Investing in Non-Resource Canadian Stocks

Top-down investors are moving away from commodities and Canada; with Canada's commodity-rich economy, this hurts twice as bad. The poor performance of commodities reflects the slowdown of the Chinese economy as it refocuses itself from factory exports to the domestic consumption of goods and services. This transition has hurt global demand for commodities.

This has led to collateral damage in Canada's economy. There are numerous situations where strong companies are hurt by Canada's macro dependence on commodities and resources, causing people to panic and get out of positions they shouldn't. These sell-offs lower the price of otherwise good companies and provide a good entry point for investors looking to realize capital gains in the next three to five years.

It's important, however, to invest only in non-resource-related stocks. Examples of these types of stock include Edmonton-based firms, such as Stantec, Canadian Western Bank, AutoCanada, and Home Capital, a Toronto-based mortgage lender.

The Canadian Economy Is Poised to Rebound

The overall Canadian economy should see some future growth, benefiting from the strong U.S. dollar. Many believe that the Canadian stock market corrected itself in the third quarter of 2015 and that it should now be increasingly correlated with the rising U.S. economy.

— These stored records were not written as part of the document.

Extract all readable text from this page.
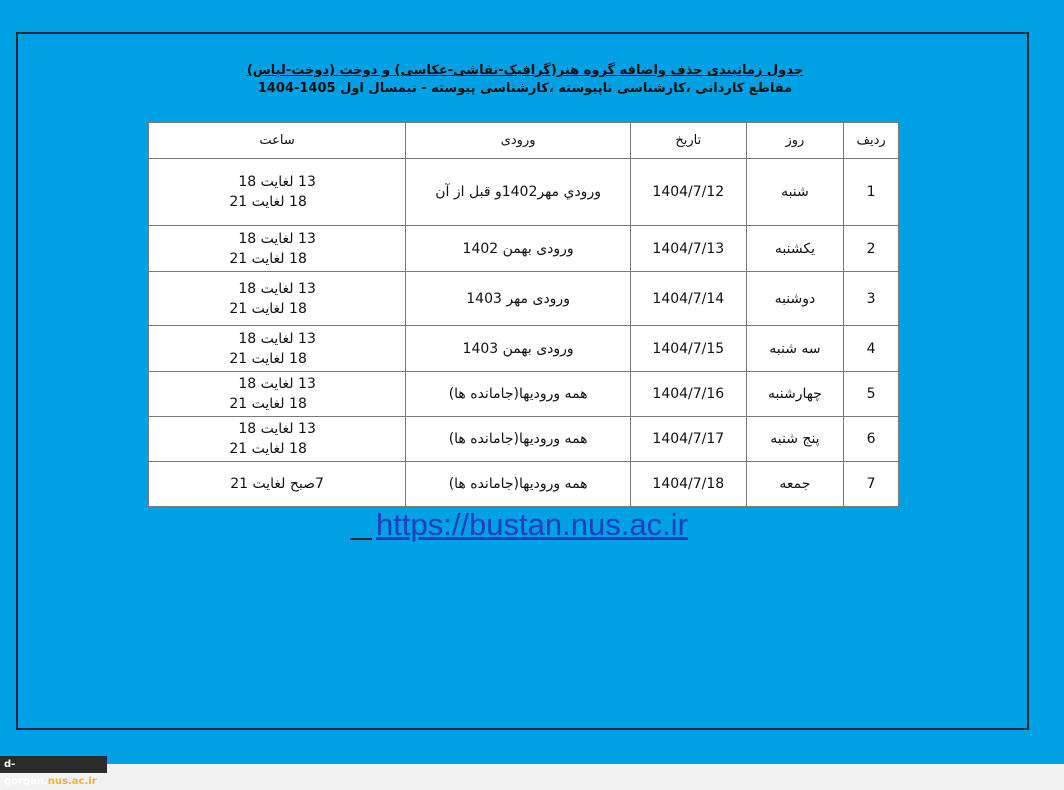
جدول زمانبندی حذف واضافه گروه هنر(گرافیک-نقاشی-عکاسی) و دوخت (دوخت-لباس)
مقاطع کاردانی ،کارشناسی ناپیوسته ،کارشناسی پیوسته - نیمسال اول 1405-1404
ردیف	روز	تاریخ	ورودی	ساعت
1	شنبه	1404/7/12	ورودي مهر1402و قبل از آن	13 لغایت 18
18 لغایت 21

2	یکشنبه	1404/7/13	ورودی بهمن 1402	13 لغایت 18
18 لغایت 21

3	دوشنبه	1404/7/14	ورودی مهر 1403	13 لغایت 18
18 لغایت 21

4	سه شنبه	1404/7/15	ورودی بهمن 1403	13 لغایت 18
18 لغایت 21

5	چهارشنبه	1404/7/16	همه ورودیها(جامانده ها)	13 لغایت 18
18 لغایت 21

6	پنج شنبه	1404/7/17	همه ورودیها(جامانده ها)	13 لغایت 18
18 لغایت 21

7	جمعه	1404/7/18	همه ورودیها(جامانده ها)	7صبح لغایت 21
https://bustan.nus.ac.ir
d-gorgan.nus.ac.ir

Canada reported better than expected gross domestic product (GDP) growth in August 2015. The World Economic Forum ranked Canada's banks as the world's safest for the eighth year in a row. It's expected that Canada will continue to bottom out through October and bounce back in November and December.

The recent underperformance, expected to end in 2015, has been due to Canada's slumping economy and fears over what crashing oil prices will do to the country's upstart housing market. Short interest in Canadian stocks has been increasing steadily this year and is now at its highest level since the summer of 2014.

Canada's economic indicators are consistently beating expectations in the second half of 2015. Much of the panic over the energy sector has also subsided, with most analysts now seeing oil prices as "low for longer," which is a view that benefits energy companies if oil prices surprise to the upside.

Start looking at the Canadian financial sector, which is the first sector to bounce back when people come back to the market. These quality stocks and stocks in the defense trade are expected to lead to a rally of the TSX prior to the end of the year.

Real estate investment trusts (REITs) is another space that could help lead to a rally of the TSX. Valuations have steadily declined this year and are firmly below historical averages, providing a good entry point.

However, it's still expected that the S&P 500 will continue to beat the TSX in the long term. Investors should not be overly bullish on Canadian stocks.